Kızılay da yaşananlar
Okuldan otobüslerle önce Tunus’a sonra grup halinde Kızılay Meydanı/Güven Park’a geçildi. Alanda hiçbir taşkınlık ve nefret söylemi yoktu. Berkin’in katilleri ve yolsuzluklarla ilgili sloganlar atıldı. Çoğunluğu üniversite öğrencileri oluşturuyordu. Öndeki grubun yürümek istemesine polis insanlık dışı gaz ve ses bombalarıyla karşılık verdi. İnsanlık dışı çünkü ikişer saniye arayla yirmiye(20) yakın gaz bombası atıldı ve gözlerimin önünde onlarca kişi birkaç adım atar atmaz nefessizlikten yere yığıldı. Arabaların arasında kaldık, sıkıştık. İlerleyemedik ve o anda dahi kulağımda korkunç gaz atış sesleri vardı, devam ediyordu. İnsanların bir an önce kaçmak nefes almak istemeleri sırasında düşenler, ezildiler. Bilkent olarak bizde bu denli dehşet bir saldırı beklemediğimiz için ortada yer alıyorduk.

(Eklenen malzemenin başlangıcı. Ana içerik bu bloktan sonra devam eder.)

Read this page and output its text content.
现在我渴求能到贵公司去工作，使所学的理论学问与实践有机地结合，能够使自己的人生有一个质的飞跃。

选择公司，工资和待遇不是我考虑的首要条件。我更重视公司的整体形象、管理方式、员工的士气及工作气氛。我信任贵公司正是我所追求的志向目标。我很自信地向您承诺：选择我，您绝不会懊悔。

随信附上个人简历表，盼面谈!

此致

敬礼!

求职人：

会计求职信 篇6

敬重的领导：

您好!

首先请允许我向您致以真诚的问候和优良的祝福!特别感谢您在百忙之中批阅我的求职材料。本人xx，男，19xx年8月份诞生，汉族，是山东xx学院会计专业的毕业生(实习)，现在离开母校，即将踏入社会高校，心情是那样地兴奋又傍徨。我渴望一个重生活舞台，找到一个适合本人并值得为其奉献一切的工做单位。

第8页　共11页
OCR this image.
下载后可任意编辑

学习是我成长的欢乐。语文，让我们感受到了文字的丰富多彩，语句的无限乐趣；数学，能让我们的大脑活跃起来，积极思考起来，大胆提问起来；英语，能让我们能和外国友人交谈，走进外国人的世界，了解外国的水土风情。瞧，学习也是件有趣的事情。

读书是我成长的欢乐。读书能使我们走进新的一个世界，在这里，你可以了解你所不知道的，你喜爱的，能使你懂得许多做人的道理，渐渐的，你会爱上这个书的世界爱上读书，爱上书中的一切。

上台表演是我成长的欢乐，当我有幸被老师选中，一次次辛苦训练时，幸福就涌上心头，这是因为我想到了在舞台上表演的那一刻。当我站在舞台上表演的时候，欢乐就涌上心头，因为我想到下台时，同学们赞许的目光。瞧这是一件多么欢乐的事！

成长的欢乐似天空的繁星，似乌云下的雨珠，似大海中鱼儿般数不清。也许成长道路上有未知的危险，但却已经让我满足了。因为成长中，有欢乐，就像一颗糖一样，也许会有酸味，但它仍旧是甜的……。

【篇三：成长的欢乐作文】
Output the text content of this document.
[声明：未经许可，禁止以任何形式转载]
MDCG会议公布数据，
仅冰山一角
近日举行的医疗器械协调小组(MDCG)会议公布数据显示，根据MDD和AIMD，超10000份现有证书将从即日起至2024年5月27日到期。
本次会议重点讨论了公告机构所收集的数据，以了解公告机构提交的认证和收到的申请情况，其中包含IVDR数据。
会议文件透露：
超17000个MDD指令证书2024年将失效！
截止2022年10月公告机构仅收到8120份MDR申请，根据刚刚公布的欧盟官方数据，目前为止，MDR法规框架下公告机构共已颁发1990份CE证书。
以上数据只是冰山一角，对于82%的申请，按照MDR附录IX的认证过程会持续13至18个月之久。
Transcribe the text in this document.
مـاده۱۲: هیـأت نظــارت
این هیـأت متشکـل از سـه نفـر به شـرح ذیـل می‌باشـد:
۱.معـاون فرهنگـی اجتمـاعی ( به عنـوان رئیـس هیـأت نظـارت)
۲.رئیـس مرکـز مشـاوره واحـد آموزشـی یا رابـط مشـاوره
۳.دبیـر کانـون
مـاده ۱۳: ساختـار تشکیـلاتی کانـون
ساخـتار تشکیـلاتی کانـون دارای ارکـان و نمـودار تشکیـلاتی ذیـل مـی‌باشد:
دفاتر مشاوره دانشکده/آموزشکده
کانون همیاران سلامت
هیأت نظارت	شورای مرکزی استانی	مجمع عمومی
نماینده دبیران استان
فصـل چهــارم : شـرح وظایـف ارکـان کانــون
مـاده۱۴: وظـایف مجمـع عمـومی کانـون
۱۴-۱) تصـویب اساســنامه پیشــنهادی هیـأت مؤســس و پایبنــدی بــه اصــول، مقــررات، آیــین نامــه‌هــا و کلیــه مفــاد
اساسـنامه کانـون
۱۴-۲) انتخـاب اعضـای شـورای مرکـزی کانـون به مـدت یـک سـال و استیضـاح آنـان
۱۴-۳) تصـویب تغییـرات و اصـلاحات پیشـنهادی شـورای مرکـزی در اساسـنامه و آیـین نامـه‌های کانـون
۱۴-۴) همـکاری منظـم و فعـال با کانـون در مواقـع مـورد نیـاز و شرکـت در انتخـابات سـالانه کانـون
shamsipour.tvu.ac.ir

O yoğunlukta kaçmak mümkün değildi adım adım başka bir yere geçmeye çalışıyorduk, her adımda da nefesimizi kesen gaz bombalarının sesini duyuyorduk. İçimde kaç kere “yeter artık! Ölüyoruz.” dediğimi sayamadım. İlerleyemiyorduk ve üst üste yığıldık. Yolda duran arabaların arasında sıkıştık ve bazıları onların önüne düştü. O anda yine insan olma erdemine sahip olan ve olmayanlar devreye girdi. Bazı araçlar 1 saniye olsun nefes alabilmek ve oradan uzaklaşmak isteyen gençlere kapısını açmadı! Can pazarı yaşanıyorken, nefes alamıyorken, benim imdadıma başka bir araçtaki Hızır yetişti. Kendisi de gazdan etkilendi ama alabildiği kadar genci kapıları açık kalacak şekilde çekti götürdü oradan. Allah razı olsun.. Humanity dersini almamıştır belki amma Anadolu diyarından geldiği belliydi.
Son olarak bizler düşman değiliz. Dindarlığımız bizi ilgilendirse de şu an için hırsız, katil ve kindar değiliz! Ancak, hakkını hukukunu bilen, çevresine, doğasına, insanına duyarlı ve o’na geleceği kadar sahip çıkan, son derece politik ve farkında ; fikri hür, vicdanı hür ,en önemlisi de vicdanlı gençleriz.
Erdal Ozan Metin
bravo ! yukarıdaki yazıda ” berkin öldü, vesile oldu biz de politize olduk ” gibi hiç de gereği olmayan bir alt metin seziyorum. belki de paranoyak bir yaklaşım salgılıyor olabilirim ancak, ” oley ulan bak biz de toplanabiliyormuşuz ” gibi bir kanavadan yürünüp, fizik tedavi gören bir starbucks bardağının yeni yeni yürümeye başlaması gibi kimi metaforlarla süslenebilecek olan yukarıdaki yazı ve yazının yazılış amacı, tekrar etmek gerekirse oldukça gereksiz.
sizin güzel çocuklar olduğunuzu biliyoruz. güzel çocuklar , basın açıklamalarını pek sallamazlar benim ütopyomda. iyi yazılar.